What I can hand you with a clear conscience is exactly this: two days of lived experience, the [live] log fragments I could recover (including the two real malformed kanban_complete calls), one on-disk checklist Hina wrote herself, and one set of comparison screenshots. Read it as a story, not a paper.
Also in this series:
- (previous) Han Sheng retires, the prodigy of Tianshui arrives: an NT$11k modded card hosts a 27B agent (how this 27B brain got here)
- (next · hard-core) Pushing context to 256K and crashing: the VRAM-vs-context math (maps to the 503 Loading model above)
Prequel:
- GTX 970 series: the original musing about E2B being too small to carry an agent
FAQ
- Gemma 12B is three times faster than Qwen 27B — why drop it?
- Because this brain runs as an agent on a kanban board, not as a chatbot. Gemma 12B finishes the body of a task and then stops — it never calls kanban_complete to mark the card done. What it drops is the bookkeeping at the end of the procedure. The slower Qwen 27B, when it succeeds, succeeds cleanly: one pass, no protocol violation. tok/s measures how fast it returns a reply, not whether it can hold a procedure across a long session — and those are two different abilities.
- So switching to Qwen 27B fixed everything?
- No — don't read it that way. On the same kanban test, both brains went 2 for 3. The real difference is in the quality of the wins: Qwen's two successes were clean one-pass runs with no violations, while Gemma's two only passed on retry after a first-pass protocol violation. Qwen also held an incident-style task that used to choke Gemma.

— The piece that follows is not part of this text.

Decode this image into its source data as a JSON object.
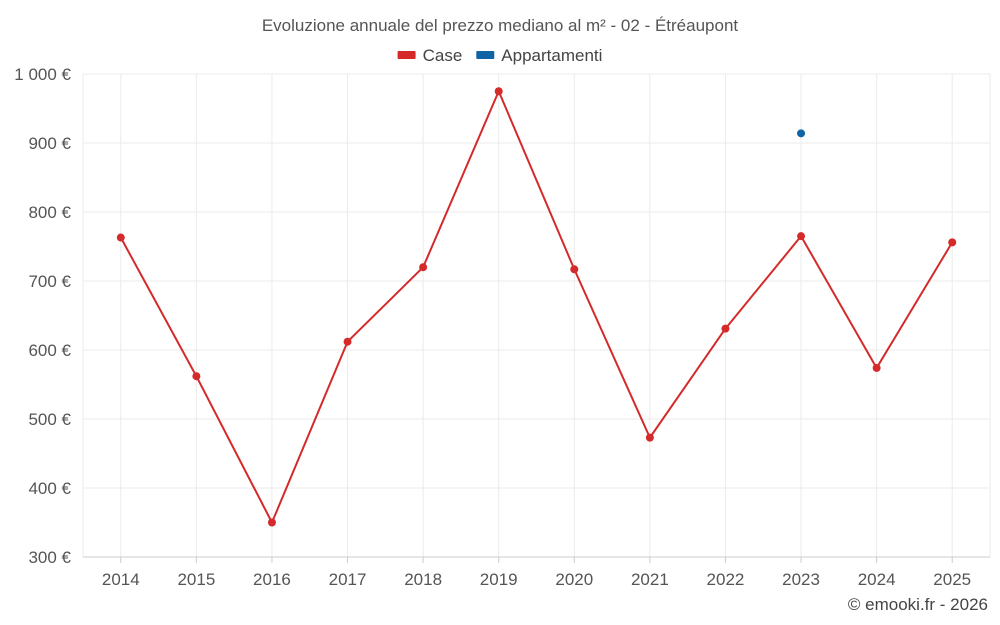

And Qwen's one failure — a short checklist card — went through fine once I fixed the prompt, so even that miss was a prompt problem, not a dumb model.
- Is this a benchmark? Is there a clean failure rate?
- No, it's a case study. There's no controlled paired eval and no clean success/failure rate. The logs from Gemma's worst stretch got rotated out, and the fragments I can still pull actually show Gemma looking mostly fine — which is exactly the point: a model that forgets to call a tool leaves no error line, so omissions are invisible and the success counts in your logs lie to you. What I'm offering is two days of lived experience plus the on-disk artifacts I could recover.